As FDA has shown little inclination to consistently regulate use of the term natural, it may appear that companies have license to use the term freely and haphazardly, with no consequences. Not so fast.
Due to the fact that FDA has essentially taken a “hands-off” approach to this issue, competitors, organizations, and consumers have waged war against purveyors of questionable “natural” claims, in a variety of forums. The National Advertising Division of the Better Business Bureau has handled disputes between advertisers over use of the term natural, including a 2009 case involving artificial sweeteners. CSPI has initiated litigation over companies such as Ben & Jerry’s, Snapple, and 7-Up for “natural” and “all-natural” claims. Consumers, often following the lead of CSPI, have also sued companies for making improper and unsubstantiated “natural” claims, resulting in lengthy and costly litigation to the companies.

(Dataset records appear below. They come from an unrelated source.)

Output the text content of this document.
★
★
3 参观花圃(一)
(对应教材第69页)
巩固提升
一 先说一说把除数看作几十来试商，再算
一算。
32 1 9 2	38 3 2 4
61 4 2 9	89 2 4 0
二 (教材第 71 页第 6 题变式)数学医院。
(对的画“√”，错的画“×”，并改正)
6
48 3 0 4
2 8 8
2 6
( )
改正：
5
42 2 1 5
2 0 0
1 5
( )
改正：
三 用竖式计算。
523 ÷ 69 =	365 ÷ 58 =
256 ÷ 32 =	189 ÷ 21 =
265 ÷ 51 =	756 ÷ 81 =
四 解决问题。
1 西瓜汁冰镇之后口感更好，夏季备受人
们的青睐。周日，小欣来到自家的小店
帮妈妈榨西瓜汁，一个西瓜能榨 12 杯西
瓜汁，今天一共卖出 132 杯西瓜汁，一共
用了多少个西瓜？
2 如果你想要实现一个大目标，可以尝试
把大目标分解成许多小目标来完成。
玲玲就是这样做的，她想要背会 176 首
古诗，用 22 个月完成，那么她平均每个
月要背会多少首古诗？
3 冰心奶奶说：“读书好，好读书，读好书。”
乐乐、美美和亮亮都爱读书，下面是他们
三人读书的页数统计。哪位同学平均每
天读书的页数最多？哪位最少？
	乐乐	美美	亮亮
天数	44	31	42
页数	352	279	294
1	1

Until FDA adopts a more formal policy or regulation on use of the term natural, it is unlikely that the warning letter issued earlier this year represents a dramatic departure from the agency’s historical reluctance to address “natural” claims. However, despite the likely inaction from FDA, companies must still exercise caution when using the term natural, lest they face possible action from a variety of other sources. Such action could result in substantial economic consequences that may have a more direct effect on a company than any regulatory action from FDA.
References
1. Food Labeling: Nutrient Content Claims, General Principles, Petitions, Definition of Terms; Definitions of Nutrient Content Claims for the Fat, Fatty Acid, and Cholesterol Content of Food, 58 Federal Register 2,302, 2,397 (January 6, 1993).